Desigualdade histórica conserva no Brasil realidades dos extremos do IDH: Islândia e Serra Leoa.

Trinta e quatro anos depois que o economista Edmar Bacha cunhou a expressão "Belíndia" para marcar os contrastes do Brasil próspero - representado pela Bélgica - e da miséria da Índia, o país controlou a inflação, distribuiu renda, mas ainda permanece extremamente desigual em termos regionais. Um exemplo que mistura Islândia, no topo da qualidade de vida pelo Índice de Desenvolvimento Humano (IDH) da ONU, e Serra Leoa, na "lanterna" do mundo. É como se a "Belíndia" brasileira tivesse dado lugar à "Isloa".

Enquanto a média nacional de parâmetros de saúde, educação e renda põe o país no 70º lugar entre 177 nações e territórios - com IDH de 0,800, na escala de 0 a 1 - regiões e estados brasileiros mantêm realidades muito díspares, com indicadores semelhantes tanto aos da África - a região mais atrasada do planeta - quanto aos da Europa - continente com maior qualidade de vida.

A expectativa de vida ao nascer, um dos três componentes do IDH, é símbolo dessas disparidades. Em 2005, ano-base dos dados usados no Relatório de Desenvolvimento Humano, divulgado anteontem, Alagoas era o estado em pior situação: seus habitantes tinham expectativa de vida de 66 anos, contra 74,9 anos no Distrito Federal.
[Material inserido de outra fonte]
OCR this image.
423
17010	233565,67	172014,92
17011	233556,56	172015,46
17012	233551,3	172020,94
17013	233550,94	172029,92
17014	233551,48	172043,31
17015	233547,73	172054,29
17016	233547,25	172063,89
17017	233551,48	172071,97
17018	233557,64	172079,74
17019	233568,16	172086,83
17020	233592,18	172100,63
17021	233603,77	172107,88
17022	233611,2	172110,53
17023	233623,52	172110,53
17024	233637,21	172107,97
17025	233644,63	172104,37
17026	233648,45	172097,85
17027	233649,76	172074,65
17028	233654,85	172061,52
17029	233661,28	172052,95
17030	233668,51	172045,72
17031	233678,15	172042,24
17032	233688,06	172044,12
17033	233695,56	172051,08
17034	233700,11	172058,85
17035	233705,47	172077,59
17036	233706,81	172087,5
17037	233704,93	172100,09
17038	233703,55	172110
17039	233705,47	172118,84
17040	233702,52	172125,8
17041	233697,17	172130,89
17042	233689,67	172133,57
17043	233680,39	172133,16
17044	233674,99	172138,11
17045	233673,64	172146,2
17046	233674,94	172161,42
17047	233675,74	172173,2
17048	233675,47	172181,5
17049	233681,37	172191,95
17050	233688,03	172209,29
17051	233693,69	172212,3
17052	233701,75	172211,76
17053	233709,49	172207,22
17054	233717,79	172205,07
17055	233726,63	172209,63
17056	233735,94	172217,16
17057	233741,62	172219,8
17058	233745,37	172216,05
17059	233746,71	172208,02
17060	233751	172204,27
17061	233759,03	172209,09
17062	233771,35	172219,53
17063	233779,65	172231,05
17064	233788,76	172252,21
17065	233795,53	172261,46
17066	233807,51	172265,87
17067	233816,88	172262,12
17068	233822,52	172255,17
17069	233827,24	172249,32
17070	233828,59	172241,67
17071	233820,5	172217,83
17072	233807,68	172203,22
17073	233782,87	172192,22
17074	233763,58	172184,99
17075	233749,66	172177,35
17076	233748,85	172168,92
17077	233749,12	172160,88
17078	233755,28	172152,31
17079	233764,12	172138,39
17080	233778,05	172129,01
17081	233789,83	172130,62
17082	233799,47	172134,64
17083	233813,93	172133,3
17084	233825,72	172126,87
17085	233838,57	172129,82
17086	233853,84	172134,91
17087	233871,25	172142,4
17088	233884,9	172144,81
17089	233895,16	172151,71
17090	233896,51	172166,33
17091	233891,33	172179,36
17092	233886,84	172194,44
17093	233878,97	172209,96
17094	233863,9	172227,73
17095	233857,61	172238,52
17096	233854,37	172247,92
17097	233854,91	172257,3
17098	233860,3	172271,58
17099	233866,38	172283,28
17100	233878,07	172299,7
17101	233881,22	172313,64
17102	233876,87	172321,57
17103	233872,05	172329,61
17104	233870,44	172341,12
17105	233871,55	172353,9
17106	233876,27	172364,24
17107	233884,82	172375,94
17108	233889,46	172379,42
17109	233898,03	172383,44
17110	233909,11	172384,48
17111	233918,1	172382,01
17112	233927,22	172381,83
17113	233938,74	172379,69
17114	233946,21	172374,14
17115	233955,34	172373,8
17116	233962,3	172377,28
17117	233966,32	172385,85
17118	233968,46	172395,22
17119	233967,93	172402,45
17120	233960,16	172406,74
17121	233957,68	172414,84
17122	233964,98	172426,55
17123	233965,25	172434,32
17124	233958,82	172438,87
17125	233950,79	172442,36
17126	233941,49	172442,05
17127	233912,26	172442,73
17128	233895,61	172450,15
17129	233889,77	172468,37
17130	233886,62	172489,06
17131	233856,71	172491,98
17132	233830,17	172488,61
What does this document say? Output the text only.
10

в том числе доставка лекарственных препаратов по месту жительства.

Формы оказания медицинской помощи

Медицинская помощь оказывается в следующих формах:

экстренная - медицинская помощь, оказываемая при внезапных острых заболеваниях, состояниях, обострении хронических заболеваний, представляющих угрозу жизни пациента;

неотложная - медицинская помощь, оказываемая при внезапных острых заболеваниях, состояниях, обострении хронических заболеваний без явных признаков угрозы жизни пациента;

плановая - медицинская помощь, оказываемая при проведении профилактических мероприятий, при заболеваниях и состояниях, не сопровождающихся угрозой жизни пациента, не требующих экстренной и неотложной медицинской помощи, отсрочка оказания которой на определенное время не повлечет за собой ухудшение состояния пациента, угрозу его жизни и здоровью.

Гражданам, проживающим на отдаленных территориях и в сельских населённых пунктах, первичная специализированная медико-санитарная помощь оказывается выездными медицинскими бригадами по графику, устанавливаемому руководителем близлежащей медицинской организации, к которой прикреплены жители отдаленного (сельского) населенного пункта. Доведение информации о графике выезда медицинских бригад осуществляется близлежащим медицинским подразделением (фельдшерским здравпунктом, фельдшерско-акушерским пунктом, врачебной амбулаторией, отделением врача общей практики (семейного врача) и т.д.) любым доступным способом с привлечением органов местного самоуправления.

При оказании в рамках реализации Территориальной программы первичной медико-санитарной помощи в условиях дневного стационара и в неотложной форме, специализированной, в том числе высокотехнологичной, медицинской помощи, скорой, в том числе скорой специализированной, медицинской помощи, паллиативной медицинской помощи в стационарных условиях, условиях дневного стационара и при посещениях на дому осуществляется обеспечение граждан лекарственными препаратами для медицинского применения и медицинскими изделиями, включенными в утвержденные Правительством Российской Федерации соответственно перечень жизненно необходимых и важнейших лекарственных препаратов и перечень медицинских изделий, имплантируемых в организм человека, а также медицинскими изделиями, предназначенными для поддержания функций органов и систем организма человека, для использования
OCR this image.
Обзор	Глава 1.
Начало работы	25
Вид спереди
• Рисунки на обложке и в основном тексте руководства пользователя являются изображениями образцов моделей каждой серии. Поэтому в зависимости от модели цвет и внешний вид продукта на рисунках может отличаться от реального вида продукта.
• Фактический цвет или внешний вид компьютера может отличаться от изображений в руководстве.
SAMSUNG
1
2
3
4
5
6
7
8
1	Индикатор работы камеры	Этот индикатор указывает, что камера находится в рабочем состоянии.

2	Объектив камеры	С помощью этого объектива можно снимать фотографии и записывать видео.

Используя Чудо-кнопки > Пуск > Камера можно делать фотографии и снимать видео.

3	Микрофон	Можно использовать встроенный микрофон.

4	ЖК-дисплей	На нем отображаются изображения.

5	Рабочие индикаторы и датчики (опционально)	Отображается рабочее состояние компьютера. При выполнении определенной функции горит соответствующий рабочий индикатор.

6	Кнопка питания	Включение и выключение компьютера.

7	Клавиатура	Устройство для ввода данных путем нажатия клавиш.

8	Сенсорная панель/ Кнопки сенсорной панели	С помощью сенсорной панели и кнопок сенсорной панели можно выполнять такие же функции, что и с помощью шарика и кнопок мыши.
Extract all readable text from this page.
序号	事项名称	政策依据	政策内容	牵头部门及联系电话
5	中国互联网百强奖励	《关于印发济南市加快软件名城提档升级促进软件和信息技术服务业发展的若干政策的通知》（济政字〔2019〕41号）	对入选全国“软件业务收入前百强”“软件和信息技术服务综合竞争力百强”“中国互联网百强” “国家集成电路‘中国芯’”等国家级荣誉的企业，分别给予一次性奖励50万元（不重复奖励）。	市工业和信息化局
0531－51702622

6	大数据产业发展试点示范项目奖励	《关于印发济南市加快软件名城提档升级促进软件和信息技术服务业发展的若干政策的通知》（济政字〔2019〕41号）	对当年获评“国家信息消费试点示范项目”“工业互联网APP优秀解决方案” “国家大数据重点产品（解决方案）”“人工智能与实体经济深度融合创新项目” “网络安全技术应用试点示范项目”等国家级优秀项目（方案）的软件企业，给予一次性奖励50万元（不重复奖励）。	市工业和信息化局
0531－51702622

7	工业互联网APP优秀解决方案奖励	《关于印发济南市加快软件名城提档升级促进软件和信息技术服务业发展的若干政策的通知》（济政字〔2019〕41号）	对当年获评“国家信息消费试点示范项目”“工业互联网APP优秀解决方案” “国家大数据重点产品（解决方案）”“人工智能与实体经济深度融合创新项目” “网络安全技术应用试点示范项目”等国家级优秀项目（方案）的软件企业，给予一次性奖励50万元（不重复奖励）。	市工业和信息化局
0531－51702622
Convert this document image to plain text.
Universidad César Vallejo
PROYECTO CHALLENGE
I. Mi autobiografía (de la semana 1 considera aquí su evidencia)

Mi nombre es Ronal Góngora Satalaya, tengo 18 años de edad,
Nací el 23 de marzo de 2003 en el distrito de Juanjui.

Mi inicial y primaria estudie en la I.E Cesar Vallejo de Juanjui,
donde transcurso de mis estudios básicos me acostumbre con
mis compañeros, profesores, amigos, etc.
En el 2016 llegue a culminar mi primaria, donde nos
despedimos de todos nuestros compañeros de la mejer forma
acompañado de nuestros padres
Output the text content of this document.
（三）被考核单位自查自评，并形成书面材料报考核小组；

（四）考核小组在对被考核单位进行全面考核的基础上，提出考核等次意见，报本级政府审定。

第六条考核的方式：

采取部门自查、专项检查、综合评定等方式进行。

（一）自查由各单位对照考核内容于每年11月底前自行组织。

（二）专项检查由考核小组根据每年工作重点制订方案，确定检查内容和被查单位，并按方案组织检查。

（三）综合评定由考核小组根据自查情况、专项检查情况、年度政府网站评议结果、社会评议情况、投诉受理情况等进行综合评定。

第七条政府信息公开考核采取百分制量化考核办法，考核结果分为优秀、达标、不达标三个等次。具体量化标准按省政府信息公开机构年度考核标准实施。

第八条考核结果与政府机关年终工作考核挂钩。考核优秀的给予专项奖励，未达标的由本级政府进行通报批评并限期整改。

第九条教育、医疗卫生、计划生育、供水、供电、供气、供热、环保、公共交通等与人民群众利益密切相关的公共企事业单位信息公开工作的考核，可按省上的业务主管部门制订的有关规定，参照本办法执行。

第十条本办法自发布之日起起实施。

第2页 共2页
A média brasileira era de 71,7 anos, o que deixou o país em 79º lugar no ranking específico desse indicador, que busca sintetizar as condições de saúde da população. Se Alagoas fosse um país, figuraria em 115º lugar no ranking da saúde, atrás do Tajiquistão, na Ásia. Região com os maiores passivos sociais do país, o Nordeste, onde a média era de 69 anos, ocuparia a 106ª posição, logo atrás de Trinidad e Tobago (América Central).

Rio entre Costa Rica e Chile na educação

O Nordeste, assim como Alagoas, está em situação pior que Paraguai, Peru e Suriname. O Ceará, com média de 69,6 anos, ficaria empatado com Suriname e Tailândia, no 101º lugar. A Região Sul tinha a média mais alta de expectativa de vida: 74,2 anos, equivalente à da Eslováquia, que estava em 53º lugar nesse ranking específico. O Sudeste vinha em segundo, com expectativa de 73,5 anos, igual à da Tunísia (59ª posição), seguido pelo Centro-Oeste, com 73,2 anos (Venezuela, 61ª), pelo Norte, com 71 anos (Cabo Verde e Filipinas, 90ª) e o Nordeste, com 69.

- O IDH é calculado com base em médias, o que esconde disparidades brutais. O Brasil tem muitas desigualdades e, mesmo dentro de uma cidade, há bairros com mortalidade infantil zero e outros com taxas acima de 100 (óbitos para cada 1.000 bebês nascidos vivos). Ou seja, padrões de vida dos primeiros países do mundo ao lado de taxas africanas - diz o assessor especial de Desenvolvimento do Pnud, Flávio Comim.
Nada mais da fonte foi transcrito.